By Shanin Thomas
Old Town Lansing Times staff writer
OLD TOWN LANSING – The Old Town Commercial Association’s Annual Meeting and Winter Mixer created a friendly, comfortable and productive meeting, emblematic of its new mission.
Karen Stefl, president of OTCA’s board of directors, said Old Town’s goal this year is to create the idea of play and inclusivity. In fact, the bylaws require diverse board members with different skill sets. Members like to roll up their sleeves and create playfulness during meetings, she said.
Jennifer Estill, OTCA board of directors at-large member, calls Old Town the “Sesame Street for adults.”
“This place is a family — a weird, eclectic and nutty family,” Estill said.
Members of the board of directors know preserving and supporting Old Town’s homegrown and passionate character so local business people can succeed is important, Estill said.
OTCA’s Board of Directors
OTCA‘s board of directors for 2014 were voted on Wednesday, Feb. 5, during the mixer.
Louise Gradwohl, executive director of OTCA, said board members are elected or re-appointed every three years by those who have an OTCA membership.
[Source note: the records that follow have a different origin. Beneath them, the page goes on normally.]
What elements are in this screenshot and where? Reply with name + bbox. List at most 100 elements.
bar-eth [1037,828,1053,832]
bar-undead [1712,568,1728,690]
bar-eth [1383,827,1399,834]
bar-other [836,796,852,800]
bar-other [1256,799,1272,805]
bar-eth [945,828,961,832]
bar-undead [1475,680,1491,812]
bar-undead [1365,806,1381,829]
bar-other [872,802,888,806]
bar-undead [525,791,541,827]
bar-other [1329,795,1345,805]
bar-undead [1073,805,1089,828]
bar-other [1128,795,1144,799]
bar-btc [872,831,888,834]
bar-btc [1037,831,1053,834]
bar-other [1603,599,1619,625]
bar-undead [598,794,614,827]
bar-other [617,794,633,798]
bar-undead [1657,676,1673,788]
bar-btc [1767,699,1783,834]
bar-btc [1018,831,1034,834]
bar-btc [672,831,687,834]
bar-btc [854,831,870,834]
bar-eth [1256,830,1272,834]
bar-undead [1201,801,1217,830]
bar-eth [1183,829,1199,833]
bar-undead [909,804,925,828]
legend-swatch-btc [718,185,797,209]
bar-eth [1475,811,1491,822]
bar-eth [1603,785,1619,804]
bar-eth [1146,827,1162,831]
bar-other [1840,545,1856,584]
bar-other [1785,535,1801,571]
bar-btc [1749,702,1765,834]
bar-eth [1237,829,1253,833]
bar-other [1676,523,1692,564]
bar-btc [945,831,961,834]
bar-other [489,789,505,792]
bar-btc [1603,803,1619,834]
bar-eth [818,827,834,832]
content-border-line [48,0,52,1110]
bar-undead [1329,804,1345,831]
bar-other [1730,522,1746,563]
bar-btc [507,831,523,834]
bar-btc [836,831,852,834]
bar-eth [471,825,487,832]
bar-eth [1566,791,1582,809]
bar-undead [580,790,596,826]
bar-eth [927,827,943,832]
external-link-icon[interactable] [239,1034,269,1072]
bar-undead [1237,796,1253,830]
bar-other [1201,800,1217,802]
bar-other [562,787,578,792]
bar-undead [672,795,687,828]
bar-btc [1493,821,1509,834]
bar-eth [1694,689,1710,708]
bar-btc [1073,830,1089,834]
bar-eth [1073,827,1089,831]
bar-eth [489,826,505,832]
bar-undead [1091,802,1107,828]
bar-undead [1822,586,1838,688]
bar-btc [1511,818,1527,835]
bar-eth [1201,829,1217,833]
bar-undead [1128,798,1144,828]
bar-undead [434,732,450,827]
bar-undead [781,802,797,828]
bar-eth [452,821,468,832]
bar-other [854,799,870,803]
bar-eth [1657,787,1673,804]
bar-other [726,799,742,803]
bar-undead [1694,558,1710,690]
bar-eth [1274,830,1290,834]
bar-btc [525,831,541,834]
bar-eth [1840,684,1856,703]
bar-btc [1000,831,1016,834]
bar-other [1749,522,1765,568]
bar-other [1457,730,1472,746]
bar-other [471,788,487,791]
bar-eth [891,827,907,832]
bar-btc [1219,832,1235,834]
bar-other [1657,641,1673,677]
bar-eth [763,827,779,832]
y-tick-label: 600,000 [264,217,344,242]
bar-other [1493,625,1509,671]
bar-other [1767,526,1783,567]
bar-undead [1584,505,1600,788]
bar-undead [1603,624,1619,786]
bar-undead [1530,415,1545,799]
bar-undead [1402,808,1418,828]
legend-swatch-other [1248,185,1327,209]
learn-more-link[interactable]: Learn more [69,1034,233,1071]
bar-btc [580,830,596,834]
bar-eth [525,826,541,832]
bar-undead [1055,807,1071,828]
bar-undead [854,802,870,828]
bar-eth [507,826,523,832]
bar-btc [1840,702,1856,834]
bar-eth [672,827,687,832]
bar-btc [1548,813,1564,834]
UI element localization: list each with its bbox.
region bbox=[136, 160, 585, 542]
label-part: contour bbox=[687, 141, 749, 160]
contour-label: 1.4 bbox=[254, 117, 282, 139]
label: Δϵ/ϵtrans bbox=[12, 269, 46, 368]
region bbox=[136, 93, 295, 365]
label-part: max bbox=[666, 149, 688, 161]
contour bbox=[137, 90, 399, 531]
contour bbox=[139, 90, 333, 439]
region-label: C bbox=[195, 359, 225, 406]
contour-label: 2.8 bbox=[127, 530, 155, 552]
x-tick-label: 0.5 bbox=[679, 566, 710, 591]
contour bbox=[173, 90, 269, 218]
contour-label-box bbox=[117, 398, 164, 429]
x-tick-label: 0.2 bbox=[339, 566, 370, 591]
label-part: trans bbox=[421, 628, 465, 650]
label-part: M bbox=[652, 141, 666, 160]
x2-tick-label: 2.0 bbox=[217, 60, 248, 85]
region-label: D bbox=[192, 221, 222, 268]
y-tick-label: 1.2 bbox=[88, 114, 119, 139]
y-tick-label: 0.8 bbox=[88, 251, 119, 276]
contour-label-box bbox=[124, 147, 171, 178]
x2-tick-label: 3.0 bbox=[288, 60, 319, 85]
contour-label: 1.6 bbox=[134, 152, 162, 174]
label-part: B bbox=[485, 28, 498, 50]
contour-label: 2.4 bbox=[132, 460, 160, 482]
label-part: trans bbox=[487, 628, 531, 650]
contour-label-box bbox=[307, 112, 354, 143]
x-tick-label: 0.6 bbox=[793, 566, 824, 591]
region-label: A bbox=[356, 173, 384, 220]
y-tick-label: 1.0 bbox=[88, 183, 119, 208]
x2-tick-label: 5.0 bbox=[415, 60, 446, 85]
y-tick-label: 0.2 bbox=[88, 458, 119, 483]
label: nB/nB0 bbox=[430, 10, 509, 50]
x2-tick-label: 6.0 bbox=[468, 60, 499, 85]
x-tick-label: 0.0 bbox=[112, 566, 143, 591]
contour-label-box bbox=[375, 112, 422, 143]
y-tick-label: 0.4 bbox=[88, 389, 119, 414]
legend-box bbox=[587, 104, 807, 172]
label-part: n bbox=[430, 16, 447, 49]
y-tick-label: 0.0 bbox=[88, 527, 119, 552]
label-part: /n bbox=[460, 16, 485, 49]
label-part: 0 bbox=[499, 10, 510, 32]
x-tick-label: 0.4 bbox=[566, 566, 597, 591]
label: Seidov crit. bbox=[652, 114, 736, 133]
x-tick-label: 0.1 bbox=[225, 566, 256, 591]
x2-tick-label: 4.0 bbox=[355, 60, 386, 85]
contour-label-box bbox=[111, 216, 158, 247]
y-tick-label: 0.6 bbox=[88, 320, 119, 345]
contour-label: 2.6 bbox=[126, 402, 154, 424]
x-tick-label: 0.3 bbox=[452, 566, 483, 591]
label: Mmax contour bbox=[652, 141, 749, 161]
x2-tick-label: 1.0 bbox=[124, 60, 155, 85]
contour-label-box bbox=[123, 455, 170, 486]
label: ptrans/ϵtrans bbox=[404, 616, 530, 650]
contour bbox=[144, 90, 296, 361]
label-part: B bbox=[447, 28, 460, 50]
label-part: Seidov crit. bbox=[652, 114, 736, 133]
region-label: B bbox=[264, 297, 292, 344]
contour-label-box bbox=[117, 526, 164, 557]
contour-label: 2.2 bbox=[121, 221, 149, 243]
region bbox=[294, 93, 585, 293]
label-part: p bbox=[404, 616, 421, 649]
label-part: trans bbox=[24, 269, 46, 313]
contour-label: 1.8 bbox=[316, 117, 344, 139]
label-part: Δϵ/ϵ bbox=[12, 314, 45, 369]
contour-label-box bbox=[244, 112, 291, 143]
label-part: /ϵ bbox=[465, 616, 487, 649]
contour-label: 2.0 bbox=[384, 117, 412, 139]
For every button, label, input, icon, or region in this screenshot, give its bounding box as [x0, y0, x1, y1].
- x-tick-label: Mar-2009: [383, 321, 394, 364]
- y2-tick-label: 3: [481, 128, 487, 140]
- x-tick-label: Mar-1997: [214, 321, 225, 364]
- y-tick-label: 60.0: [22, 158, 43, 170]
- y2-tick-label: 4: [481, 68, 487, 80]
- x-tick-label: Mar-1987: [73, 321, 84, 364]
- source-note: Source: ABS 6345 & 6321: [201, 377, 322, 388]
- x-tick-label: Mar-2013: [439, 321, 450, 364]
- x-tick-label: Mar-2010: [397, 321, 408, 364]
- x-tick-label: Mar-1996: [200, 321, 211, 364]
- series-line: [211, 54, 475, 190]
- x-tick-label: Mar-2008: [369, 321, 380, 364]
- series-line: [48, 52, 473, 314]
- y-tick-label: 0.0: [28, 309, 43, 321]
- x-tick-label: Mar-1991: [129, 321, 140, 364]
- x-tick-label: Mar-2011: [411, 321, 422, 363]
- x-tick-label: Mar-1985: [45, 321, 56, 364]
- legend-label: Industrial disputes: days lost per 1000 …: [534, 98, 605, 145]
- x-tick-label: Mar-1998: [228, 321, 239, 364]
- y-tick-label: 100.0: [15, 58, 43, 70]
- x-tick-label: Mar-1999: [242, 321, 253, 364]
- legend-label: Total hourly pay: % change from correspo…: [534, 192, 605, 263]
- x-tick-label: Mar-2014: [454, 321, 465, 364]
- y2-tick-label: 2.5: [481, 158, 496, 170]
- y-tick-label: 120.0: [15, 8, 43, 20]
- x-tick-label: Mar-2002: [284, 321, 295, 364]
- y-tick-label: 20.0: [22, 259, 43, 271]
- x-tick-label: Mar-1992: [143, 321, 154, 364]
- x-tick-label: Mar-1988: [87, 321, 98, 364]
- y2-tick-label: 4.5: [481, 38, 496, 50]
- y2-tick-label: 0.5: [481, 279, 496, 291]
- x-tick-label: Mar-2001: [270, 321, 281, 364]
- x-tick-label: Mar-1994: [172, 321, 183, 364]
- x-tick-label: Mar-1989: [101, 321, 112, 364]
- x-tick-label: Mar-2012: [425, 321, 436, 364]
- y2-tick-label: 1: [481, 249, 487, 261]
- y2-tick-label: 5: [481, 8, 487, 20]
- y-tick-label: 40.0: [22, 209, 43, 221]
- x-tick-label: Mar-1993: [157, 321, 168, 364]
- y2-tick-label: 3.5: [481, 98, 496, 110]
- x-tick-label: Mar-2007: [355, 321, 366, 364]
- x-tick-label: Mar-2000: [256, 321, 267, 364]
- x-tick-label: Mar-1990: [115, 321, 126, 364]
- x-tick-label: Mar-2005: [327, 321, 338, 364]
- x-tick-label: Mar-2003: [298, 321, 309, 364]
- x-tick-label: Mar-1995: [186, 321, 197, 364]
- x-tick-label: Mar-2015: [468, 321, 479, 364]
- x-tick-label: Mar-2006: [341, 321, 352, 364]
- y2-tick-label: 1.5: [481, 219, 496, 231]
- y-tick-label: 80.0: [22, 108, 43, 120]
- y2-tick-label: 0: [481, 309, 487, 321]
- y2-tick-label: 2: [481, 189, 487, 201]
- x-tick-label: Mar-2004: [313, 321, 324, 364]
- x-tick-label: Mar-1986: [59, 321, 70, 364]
An application must be approved and each candidate must be a resident, property owner or employee of Old Town.
This year OTCA members elected the four candidates, Tony Beyers, Sarah Christiansen, Lucas Anthony and Ian Smith, who ran for four open positions.
Beyers, Old Town property owner, and Smith, a material scientist and environmental specialist at Triterra, will serve a second term to the board. Christiansen, owner of Katalyst Gallery, and Anthony, coordinator at TechSmith, are new to the board.
Although Smith does not live in the Old Town area, he said the board gives him the opportunity to be a part of something and his business a voice.
Christiansen said she plans to create more of a retail presence on the board.